村の動物 むかしは、川内地区には、農耕用としての牛をたくさん飼っている家に頼んで牛をかり、田を耕していた。一件に一頭ずつはいたそうだ。いまでも、トラクターのない家は、牛を飼っている家に頼んで借りて田をつくっているらしい。だが、私達が歩いていても牛の飼っている家は、一件しか見当たらなかった。その家も二頭しか飼ってないように見えたので、いまは、ほとんどの家がトラクターをつかって田を耕したりしているのだろう。

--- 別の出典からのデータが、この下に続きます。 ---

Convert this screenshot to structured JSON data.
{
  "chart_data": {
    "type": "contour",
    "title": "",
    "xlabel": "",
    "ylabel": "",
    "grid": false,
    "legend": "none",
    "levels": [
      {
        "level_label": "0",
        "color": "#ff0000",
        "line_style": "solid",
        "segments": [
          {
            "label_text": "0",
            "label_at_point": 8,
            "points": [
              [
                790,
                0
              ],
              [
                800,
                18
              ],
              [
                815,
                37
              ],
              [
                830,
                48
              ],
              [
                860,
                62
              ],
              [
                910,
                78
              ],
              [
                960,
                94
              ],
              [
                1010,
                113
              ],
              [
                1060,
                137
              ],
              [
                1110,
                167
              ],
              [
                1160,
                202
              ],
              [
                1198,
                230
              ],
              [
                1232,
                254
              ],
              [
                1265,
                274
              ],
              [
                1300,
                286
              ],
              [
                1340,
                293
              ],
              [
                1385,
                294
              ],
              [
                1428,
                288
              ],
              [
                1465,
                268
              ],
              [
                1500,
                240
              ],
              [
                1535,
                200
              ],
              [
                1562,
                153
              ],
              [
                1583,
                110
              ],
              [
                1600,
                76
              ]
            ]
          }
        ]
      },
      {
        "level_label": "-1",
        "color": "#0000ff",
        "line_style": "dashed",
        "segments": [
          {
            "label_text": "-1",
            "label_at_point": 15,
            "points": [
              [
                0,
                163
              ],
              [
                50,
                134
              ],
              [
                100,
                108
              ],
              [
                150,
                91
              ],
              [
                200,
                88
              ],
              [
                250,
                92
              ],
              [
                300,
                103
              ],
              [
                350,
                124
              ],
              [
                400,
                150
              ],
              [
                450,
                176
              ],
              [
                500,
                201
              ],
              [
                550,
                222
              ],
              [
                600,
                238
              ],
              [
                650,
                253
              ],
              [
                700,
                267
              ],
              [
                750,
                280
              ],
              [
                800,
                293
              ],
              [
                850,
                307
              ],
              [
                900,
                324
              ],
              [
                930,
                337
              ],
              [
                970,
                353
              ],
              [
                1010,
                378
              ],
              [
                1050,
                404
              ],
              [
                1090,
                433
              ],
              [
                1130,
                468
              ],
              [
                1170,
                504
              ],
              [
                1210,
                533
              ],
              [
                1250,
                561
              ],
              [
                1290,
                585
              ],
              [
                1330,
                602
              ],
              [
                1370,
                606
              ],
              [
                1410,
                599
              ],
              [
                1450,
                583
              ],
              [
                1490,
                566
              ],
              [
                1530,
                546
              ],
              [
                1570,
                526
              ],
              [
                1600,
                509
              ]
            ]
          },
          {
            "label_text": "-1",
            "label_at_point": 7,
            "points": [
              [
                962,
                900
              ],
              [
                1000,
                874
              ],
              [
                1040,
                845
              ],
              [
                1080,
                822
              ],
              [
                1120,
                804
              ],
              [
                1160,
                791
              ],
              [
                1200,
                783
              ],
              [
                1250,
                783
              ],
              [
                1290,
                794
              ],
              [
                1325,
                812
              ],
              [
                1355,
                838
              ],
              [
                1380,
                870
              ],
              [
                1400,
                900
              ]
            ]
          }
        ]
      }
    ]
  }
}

昔の若者 さすがに夜まで、働くということはなかったらしい。また、ほとんどの人が、結婚するまで、青年クラブというところにいって話をしたりして寝泊りをしていたらしい。花見なども一緒にしていた。 青年クラブでは、礼儀作法にとても厳しいみたいだった。それなのに、干し柿泥棒とかもしていたと笑いながらおっしゃっていた。 隣村の若者ともよく遊んでいたらしく、そうしたよそものをむらに立ち入らせないように妨害したり、自警団のように活動することもなかったらしい。
その他 川内では、観音様のまわりに子供達があつまって灯ろうをあげて夏祭りをしていたらしい。
川内は山の方なので魚など魚介類を食べていたのかきいたら、失笑されてしまった。魚は、魚屋の人がかついで売りにきていたということだった。塩もお店に売ってあったので容易に手に入ったらしい。
川内の小字 川内の小字は、ジュウノハシ(重の橋)、カワチ(川内)、ジュウノヒラ(重の平)、ヒラバヤシ(平林)、エノキノモト(榎の本)の五つ。
川内のしこ名 はっきりとした場所が分かるのは少なかったので、とりあえず、名前だけを箇条書きにしたいと思う。また、場所のわかるのは地図に図示する。 キンモイ(溝の分かれているところ)、ターバイ(田原)、シモガワチ(下川内)、ノンナカ(野中)、ヨシント、ヨッゴシ、ジュウマ、サカナカ、ハカノウラ、ハカノマエ、ムラノコガ、ヤマノカミ、カミコガ、シモコガ。これらは、全部田ん中のしこ名であり、山や谷のしこ名は御存じないということだった。